Re: [Qemu-devel] [RFC 2 PATCH 07/16] hw/386: Add new epyc mode topology decoding functions

From: Babu Moger <babu.moger@amd.com>
To: Eduardo Habkost <ehabkost@redhat.com>
Cc: "mst@redhat.com" <mst@redhat.com>,
	"armbru@redhat.com" <armbru@redhat.com>,
	"qemu-devel@nongnu.org" <qemu-devel@nongnu.org>,
	"imammedo@redhat.com" <imammedo@redhat.com>,
	"pbonzini@redhat.com" <pbonzini@redhat.com>,
	"rth@twiddle.net" <rth@twiddle.net>
Subject: Re: [Qemu-devel] [RFC 2 PATCH 07/16] hw/386: Add new epyc mode topology decoding functions
Date: Mon, 2 Dec 2019 14:38:03 -0600	[thread overview]
Message-ID: <d0b3badc-69d9-7538-0f47-e206c2123e6f@amd.com> (raw)
In-Reply-To: <20191011032953.GD29387@habkost.net>

On 10/10/19 10:29 PM, Eduardo Habkost wrote:
> On Fri, Sep 06, 2019 at 07:12:25PM +0000, Moger, Babu wrote:
>> These functions add support for building new epyc mode topology
>> given smp details like numa nodes, cores, threads and sockets.
>> Subsequent patches will use these functions to build the topology.
>>
>> The topology details are available in Processor Programming Reference (PPR)
>> for AMD Family 17h Model 01h, Revision B1 Processors.
>> It is available at https://www.amd.com/en/support/tech-docs
>>
>> Signed-off-by: Babu Moger <babu.moger@amd.com>
>> ---
>>  include/hw/i386/topology.h |  174 ++++++++++++++++++++++++++++++++++++++++++++
>>  1 file changed, 174 insertions(+)
>>
>> diff --git a/include/hw/i386/topology.h b/include/hw/i386/topology.h
>> index 5a61d53f05..6fd4184f07 100644
>> --- a/include/hw/i386/topology.h
>> +++ b/include/hw/i386/topology.h
>> @@ -62,6 +62,22 @@ typedef struct X86CPUTopoInfo {
>>      unsigned nr_threads;
>>  } X86CPUTopoInfo;
>>  
>> +/*
>> + * Definitions used for building CPUID Leaf 0x8000001D and 0x8000001E
>> + * Please refer to the AMD64 Architecture Programmer’s Manual Volume 3.

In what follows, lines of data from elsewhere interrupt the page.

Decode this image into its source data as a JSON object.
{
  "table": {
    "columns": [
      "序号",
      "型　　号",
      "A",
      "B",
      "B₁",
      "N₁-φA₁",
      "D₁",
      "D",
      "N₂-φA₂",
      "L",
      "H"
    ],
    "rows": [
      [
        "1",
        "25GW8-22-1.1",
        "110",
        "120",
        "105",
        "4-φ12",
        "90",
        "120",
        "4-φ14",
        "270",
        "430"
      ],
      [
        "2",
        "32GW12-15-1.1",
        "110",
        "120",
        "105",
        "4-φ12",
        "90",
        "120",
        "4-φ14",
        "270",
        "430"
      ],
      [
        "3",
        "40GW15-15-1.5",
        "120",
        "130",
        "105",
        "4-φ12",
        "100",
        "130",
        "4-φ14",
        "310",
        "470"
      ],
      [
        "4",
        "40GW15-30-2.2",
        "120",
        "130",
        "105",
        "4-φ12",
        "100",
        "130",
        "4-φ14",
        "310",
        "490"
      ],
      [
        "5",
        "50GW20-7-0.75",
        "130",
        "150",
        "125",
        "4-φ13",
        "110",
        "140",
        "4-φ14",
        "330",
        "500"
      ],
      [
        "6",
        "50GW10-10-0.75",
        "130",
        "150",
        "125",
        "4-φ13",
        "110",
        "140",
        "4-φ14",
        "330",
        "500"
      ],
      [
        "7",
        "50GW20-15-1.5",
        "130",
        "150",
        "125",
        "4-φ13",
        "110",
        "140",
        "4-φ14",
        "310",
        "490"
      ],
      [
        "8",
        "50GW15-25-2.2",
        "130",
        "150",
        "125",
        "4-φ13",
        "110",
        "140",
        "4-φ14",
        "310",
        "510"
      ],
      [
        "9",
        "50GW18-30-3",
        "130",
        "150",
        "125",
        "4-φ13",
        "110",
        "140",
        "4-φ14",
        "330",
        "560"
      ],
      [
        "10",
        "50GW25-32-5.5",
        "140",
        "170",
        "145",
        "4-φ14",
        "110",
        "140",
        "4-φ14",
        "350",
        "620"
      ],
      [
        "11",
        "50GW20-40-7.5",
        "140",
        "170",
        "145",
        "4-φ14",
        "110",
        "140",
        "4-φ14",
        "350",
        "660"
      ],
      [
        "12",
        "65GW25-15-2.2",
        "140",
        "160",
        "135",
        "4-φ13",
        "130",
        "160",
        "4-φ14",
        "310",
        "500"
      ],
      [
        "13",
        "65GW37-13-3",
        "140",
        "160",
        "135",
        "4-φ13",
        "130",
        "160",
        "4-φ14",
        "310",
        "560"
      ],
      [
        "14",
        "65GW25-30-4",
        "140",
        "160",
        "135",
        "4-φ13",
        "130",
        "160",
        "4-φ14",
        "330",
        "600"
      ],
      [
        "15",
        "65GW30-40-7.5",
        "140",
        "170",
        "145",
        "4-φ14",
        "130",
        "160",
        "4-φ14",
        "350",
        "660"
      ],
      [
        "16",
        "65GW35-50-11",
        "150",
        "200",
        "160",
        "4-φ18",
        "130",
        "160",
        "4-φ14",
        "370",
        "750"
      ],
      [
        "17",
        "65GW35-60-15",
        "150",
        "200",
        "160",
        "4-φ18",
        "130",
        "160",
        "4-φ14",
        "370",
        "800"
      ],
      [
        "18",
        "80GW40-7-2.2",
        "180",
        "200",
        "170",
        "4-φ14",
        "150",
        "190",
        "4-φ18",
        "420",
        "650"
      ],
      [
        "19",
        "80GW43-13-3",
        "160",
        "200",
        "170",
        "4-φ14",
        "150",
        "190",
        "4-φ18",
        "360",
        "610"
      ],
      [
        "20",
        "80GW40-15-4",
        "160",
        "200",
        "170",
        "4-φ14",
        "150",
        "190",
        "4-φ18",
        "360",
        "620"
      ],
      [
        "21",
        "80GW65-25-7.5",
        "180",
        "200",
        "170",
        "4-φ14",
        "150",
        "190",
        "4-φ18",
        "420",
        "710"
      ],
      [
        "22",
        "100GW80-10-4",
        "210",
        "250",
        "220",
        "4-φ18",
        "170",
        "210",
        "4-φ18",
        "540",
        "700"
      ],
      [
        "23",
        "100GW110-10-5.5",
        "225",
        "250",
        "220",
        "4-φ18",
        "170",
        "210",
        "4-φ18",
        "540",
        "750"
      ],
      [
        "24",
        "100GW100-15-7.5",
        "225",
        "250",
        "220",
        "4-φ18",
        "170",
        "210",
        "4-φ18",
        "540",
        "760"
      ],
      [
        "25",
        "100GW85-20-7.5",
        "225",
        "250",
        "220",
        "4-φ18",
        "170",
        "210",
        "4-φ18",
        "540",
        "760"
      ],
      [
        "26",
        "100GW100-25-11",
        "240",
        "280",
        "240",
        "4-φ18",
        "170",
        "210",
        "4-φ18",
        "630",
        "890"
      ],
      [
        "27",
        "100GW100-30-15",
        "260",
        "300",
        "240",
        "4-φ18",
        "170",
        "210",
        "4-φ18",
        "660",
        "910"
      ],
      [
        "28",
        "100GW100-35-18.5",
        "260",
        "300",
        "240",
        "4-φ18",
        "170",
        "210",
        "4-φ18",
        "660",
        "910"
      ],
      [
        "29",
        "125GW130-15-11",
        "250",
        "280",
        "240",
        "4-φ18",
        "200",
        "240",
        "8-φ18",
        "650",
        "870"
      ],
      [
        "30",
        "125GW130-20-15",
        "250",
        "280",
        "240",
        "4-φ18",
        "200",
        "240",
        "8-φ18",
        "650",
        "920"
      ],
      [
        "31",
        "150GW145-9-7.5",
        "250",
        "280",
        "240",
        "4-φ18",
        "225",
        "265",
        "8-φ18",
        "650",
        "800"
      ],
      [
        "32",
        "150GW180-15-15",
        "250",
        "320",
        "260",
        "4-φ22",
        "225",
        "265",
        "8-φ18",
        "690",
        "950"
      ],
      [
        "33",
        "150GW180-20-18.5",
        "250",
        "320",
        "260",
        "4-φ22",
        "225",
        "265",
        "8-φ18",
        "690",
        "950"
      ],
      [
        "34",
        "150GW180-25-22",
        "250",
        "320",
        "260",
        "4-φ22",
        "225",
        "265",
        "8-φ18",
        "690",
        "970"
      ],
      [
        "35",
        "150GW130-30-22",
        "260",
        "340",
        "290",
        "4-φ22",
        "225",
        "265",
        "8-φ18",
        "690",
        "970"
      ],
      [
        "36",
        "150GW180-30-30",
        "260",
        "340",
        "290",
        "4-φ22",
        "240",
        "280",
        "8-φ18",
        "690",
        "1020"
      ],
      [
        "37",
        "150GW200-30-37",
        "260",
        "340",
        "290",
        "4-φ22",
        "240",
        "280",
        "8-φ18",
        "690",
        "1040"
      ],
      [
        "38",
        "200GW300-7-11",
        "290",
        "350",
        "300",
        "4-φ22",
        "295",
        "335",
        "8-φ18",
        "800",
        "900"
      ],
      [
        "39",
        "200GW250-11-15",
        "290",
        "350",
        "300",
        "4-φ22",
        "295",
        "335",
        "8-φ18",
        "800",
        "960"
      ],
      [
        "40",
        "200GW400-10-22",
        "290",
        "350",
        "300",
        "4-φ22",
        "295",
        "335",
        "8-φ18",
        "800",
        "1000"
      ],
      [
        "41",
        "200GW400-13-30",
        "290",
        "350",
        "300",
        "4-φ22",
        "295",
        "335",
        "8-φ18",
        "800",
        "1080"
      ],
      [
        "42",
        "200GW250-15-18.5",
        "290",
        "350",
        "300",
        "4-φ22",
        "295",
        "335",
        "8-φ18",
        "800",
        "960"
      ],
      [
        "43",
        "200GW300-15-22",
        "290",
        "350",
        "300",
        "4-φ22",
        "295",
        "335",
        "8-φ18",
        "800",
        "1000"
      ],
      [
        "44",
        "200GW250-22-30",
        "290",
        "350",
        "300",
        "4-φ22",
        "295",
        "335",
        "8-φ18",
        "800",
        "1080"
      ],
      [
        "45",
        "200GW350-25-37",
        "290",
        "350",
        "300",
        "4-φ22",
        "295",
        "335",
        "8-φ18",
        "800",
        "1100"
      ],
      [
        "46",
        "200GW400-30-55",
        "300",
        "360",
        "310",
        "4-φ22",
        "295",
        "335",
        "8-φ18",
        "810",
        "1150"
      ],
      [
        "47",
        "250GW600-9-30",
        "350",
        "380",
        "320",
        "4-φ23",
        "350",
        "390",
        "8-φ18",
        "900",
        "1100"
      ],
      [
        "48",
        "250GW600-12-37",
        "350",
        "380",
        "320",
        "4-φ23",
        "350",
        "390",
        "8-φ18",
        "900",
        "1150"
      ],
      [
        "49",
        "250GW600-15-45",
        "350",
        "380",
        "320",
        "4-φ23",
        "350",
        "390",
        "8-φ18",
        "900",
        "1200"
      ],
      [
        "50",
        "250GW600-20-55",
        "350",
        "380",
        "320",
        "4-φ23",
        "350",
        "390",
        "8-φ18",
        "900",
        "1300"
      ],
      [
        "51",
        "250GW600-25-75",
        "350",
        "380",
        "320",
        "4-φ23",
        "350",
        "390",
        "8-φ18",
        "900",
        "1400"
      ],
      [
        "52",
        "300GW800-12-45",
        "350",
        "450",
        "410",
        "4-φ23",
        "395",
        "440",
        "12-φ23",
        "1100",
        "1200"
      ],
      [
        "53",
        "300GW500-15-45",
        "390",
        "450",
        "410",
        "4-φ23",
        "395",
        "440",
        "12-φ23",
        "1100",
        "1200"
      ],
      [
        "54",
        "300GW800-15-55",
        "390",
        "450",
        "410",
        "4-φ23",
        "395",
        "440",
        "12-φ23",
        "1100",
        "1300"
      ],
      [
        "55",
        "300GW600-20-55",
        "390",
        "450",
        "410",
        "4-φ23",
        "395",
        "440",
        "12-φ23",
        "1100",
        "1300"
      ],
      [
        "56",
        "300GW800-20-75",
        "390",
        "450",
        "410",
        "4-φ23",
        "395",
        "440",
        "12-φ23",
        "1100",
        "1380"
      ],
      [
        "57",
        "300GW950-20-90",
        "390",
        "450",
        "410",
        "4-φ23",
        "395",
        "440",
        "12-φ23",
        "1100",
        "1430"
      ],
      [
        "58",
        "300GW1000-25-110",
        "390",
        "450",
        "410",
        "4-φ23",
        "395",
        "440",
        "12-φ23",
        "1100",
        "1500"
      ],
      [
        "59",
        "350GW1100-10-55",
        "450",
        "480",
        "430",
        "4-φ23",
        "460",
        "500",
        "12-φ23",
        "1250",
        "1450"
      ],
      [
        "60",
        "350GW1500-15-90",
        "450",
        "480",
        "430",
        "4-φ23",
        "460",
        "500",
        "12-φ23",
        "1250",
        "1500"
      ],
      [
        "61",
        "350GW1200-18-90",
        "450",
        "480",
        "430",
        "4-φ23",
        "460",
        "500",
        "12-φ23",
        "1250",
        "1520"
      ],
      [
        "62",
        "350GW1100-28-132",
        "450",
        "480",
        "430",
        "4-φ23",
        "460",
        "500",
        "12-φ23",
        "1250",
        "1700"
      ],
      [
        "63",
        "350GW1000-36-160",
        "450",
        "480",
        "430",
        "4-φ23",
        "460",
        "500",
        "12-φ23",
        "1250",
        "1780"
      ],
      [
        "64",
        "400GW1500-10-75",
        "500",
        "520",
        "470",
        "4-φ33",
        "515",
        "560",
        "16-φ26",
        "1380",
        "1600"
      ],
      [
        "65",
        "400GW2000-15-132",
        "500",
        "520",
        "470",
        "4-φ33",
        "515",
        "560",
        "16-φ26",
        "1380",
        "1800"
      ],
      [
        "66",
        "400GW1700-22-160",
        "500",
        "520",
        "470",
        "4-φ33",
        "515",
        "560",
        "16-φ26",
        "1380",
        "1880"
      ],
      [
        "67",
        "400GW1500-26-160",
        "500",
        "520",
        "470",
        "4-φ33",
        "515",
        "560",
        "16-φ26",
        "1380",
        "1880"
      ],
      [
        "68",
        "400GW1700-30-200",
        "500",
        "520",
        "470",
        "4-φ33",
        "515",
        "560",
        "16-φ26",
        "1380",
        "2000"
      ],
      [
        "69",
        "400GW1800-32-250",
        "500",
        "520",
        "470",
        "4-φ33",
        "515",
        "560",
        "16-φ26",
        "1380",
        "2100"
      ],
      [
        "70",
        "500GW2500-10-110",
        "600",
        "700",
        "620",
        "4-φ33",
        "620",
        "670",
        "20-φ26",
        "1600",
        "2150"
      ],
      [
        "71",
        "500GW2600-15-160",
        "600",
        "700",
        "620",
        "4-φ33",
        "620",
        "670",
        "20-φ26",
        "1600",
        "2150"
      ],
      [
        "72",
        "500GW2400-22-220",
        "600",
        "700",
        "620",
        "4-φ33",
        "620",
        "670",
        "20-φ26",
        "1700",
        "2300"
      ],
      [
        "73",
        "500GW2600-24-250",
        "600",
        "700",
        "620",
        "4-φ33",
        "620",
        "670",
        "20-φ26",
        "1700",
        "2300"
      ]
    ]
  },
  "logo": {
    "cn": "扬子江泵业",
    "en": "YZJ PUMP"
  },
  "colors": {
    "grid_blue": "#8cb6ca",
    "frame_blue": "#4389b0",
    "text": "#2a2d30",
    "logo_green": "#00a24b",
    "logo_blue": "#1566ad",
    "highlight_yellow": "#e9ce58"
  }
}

>> + * Define the constants to build the cpu topology. Right now, TOPOEXT
>> + * feature is enabled only on EPYC. So, these constants are based on
>> + * EPYC supported configurations. We may need to handle the cases if
>> + * these values change in future.
>> + */
>> +
>> +/* Maximum core complexes in a node */
>> +#define MAX_CCX                  2
> 
> I suggest a more explicit name like MAX_CCX_IN_NODE.
> 
>> +/* Maximum cores in a core complex */
>> +#define MAX_CORES_IN_CCX         4
>> +/* Maximum cores in a node */
>> +#define MAX_CORES_IN_NODE        8
>> +
> 
> Having limits isn't necessarily bad, but if we look at the code
> that use those constants below:
> 
> [...]
>> +/*
>> + * Figure out the number of nodes required to build this config.
>> + * Max cores in a nodes is 8
>> + */
>> +static inline int nodes_in_pkg(X86CPUTopoInfo *topo_info)
>> +{
>> +    /*
>> +     * Create a config with user given (nr_nodes > 1) numa node config,
>> +     * else go with a standard configuration
>> +     */
>> +    if (topo_info->numa_nodes > 1) {
>> +        return DIV_ROUND_UP(topo_info->numa_nodes, topo_info->nr_sockets);
>> +    } else {
>> +        return DIV_ROUND_UP(topo_info->nr_cores, MAX_CORES_IN_NODE);
>> +    }
>> +}
> 
> Here we are trying to choose a default value for the number of
> nodes, but it's better to let the CPU or machine code choose it.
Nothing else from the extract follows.